C’est que le Luxembourg dans ce domaine a longtemps traîné les pieds. Sous les gouvernements précédents, c’était certainement aussi à cause de la peur d’affronter l’Eglise catholique et autres milieux plus conservateurs que les choses n’ont pas bougé. Alors que, depuis 1978, les gouvernements successifs avaient tous les outils en mains pour pallier la situation : « La loi de 1978 était extrêmement progressiste pour l’époque. Mais elle n’a jamais été pleinement appliquée, surtout en ce qui concerne l’éducation sexuelle », regrette le nouveau président de la CCDH, Gilbert Pregno. Et de rappeler des colloques internationaux sur la question ayant eu lieu au Luxembourg, pendant lesquels les experts locaux faisaient piètre figure.

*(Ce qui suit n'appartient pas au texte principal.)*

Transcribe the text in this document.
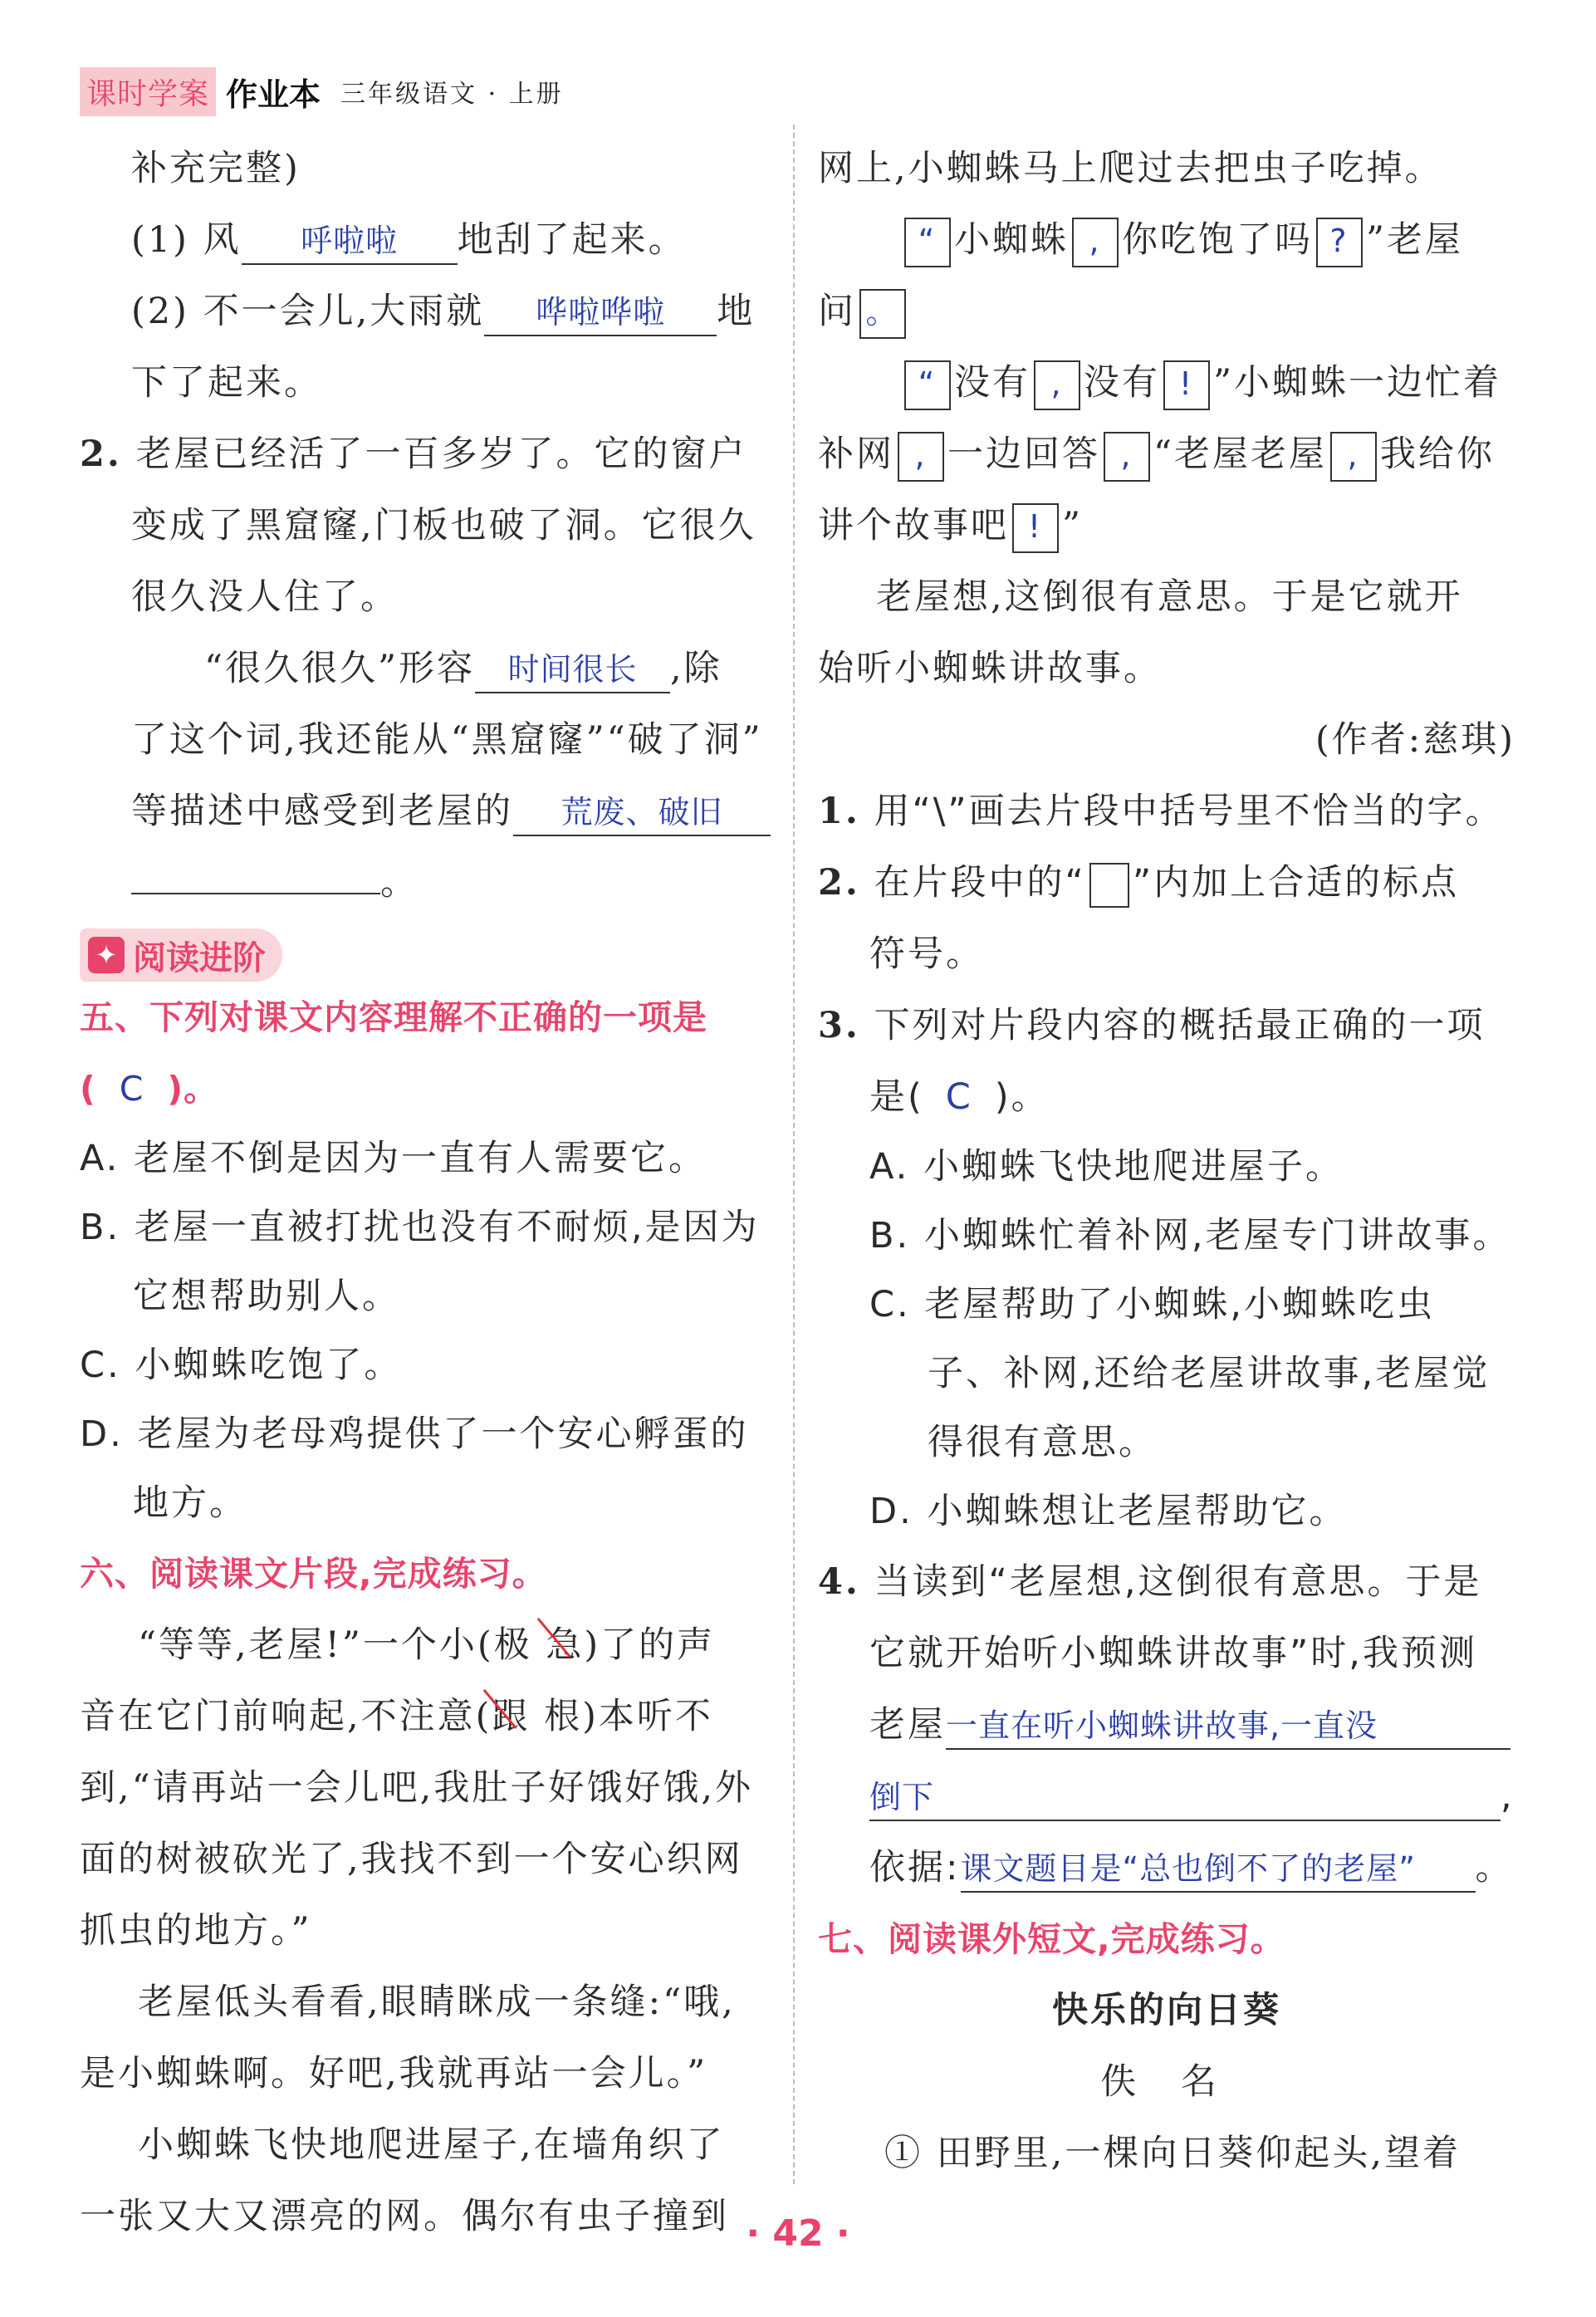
课时学案 作业本 三年级语文 · 上册
补充完整)
(1) 风 呼啦啦 地刮了起来。
(2) 不一会儿,大雨就 哗啦哗啦 地
下了起来。
2. 老屋已经活了一百多岁了。它的窗户
变成了黑窟窿,门板也破了洞。它很久
很久没人住了。
“很久很久”形容 时间很长 ,除
了这个词,我还能从“黑窟窿”“破了洞”
等描述中感受到老屋的 荒废、破旧
。
✦ 阅读进阶
五、下列对课文内容理解不正确的一项是
( C )。
A. 老屋不倒是因为一直有人需要它。
B. 老屋一直被打扰也没有不耐烦,是因为
它想帮助别人。
C. 小蜘蛛吃饱了。
D. 老屋为老母鸡提供了一个安心孵蛋的
地方。
六、阅读课文片段,完成练习。
“等等,老屋!”一个小(极 急)了的声
音在它门前响起,不注意(跟 根)本听不
到,“请再站一会儿吧,我肚子好饿好饿,外
面的树被砍光了,我找不到一个安心织网
抓虫的地方。”
老屋低头看看,眼睛眯成一条缝:“哦,
是小蜘蛛啊。好吧,我就再站一会儿。”
小蜘蛛飞快地爬进屋子,在墙角织了
一张又大又漂亮的网。偶尔有虫子撞到
网上,小蜘蛛马上爬过去把虫子吃掉。
“ 小蜘蛛 , 你吃饱了吗 ? ”老屋
问 。
“ 没有 , 没有 ! ”小蜘蛛一边忙着
补网 , 一边回答 , “老屋老屋 , 我给你
讲个故事吧 ! ”
老屋想,这倒很有意思。于是它就开
始听小蜘蛛讲故事。
(作者:慈琪)
1. 用“\”画去片段中括号里不恰当的字。
2. 在片段中的“ ”内加上合适的标点
符号。
3. 下列对片段内容的概括最正确的一项
是( C )。
A. 小蜘蛛飞快地爬进屋子。
B. 小蜘蛛忙着补网,老屋专门讲故事。
C. 老屋帮助了小蜘蛛,小蜘蛛吃虫
子、补网,还给老屋讲故事,老屋觉
得很有意思。
D. 小蜘蛛想让老屋帮助它。
4. 当读到“老屋想,这倒很有意思。于是
它就开始听小蜘蛛讲故事”时,我预测
老屋一直在听小蜘蛛讲故事,一直没
倒下	,
依据:课文题目是“总也倒不了的老屋” 。
七、阅读课外短文,完成练习。
快乐的向日葵
佚 名
① 田野里,一棵向日葵仰起头,望着
· 42 ·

Il reste encore du pain sur la planche avant que le projet de loi 6683 – qui ne sera pas voté pendant la session en cours – passe devant les parlementaires : la possibilité de quelques amendements çà et là n’est donc pas exclue. Car la voie semble assez libre et la résistance plutôt molle : excepté un avis séparé et donc minoritaire du Conseil d’Etat – qui devrait provenir de la même frange conservatrice de la haute corporation qui s’était déjà opposée au mariage pour tous -, seuls les « usual suspects » de l’asbl « Pour la vie naissante » ont signifié leur opposition fondamentale à l’assouplissement de l’IVG. Malheureusement pour eux, ils ont 36 ans de retard.